There's really only one "flagship" non-relativizing technique: namely, arithmetization (the technique used in the proofs of IP=PSPACE, MIP=NEXP, PP⊄SIZE(nk), MAEXP⊄P/poly, and several other results).
However, the proof that all NP languages have computational zero-knowledge proofs (assuming one-way functions exist), due to Goldreich, Micali, and Wigderson, used a different non-relativizing technique (namely, the symmetries of the 3-COLORING problem).
Arora, Impagliazzo, and Vazirani argued that even "local checkability," the property of NP-complete problems used in the proof of the original Cook-Levin Theorem (as well as the PCP Theorem), should count as a non-relativizing technique (though Lance Fortnow wrote a paper arguing the opposite). The sticking point is whether it makes sense to relativize the complexity class of "locally checkable problems."
The pebbling arguments used in results from the 1970s such as TIME(n)≠NTIME(n) have been put forward as another example of a non-relativizing technique.

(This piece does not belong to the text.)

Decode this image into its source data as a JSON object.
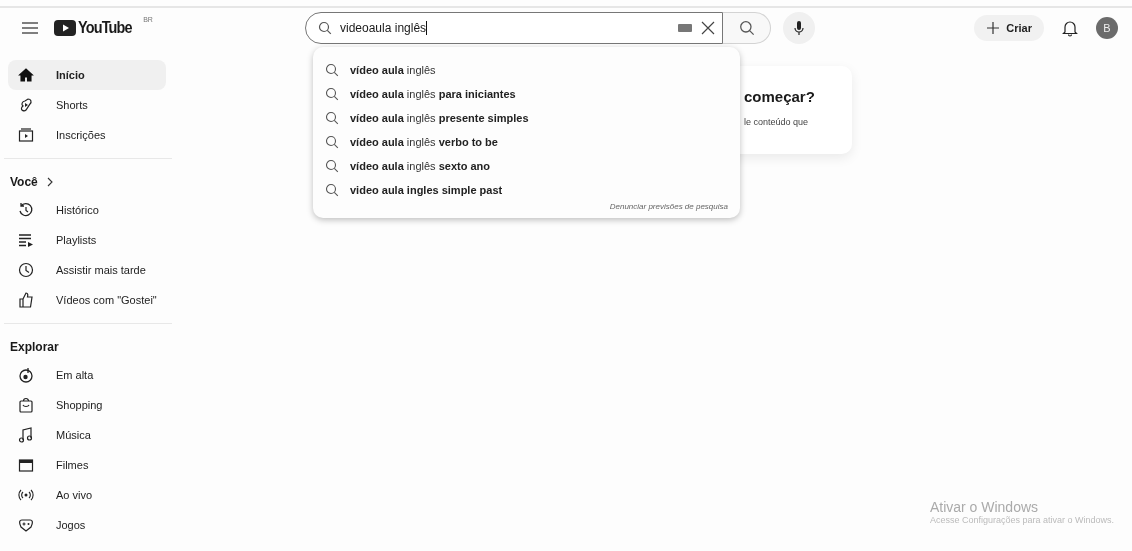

For more, you might want to check out my algebrization paper with Wigderson, and especially the references therein. We had to pretty much catalogue the existing non-relativizing techniques in order to figure out which ones were and weren't encompassed by the algebrization barrier.
Addendum: I just realized that I forgot to mention measurement-based quantum computing (MBQC), which was recently used to great effect by Broadbent, Fitzsimons, and Kashefi to obtain quantum complexity theorems (such as QMIP = MIP*, and BQP = MIP with entangled BQP provers and BPP verifier) that most likely fail to relativize.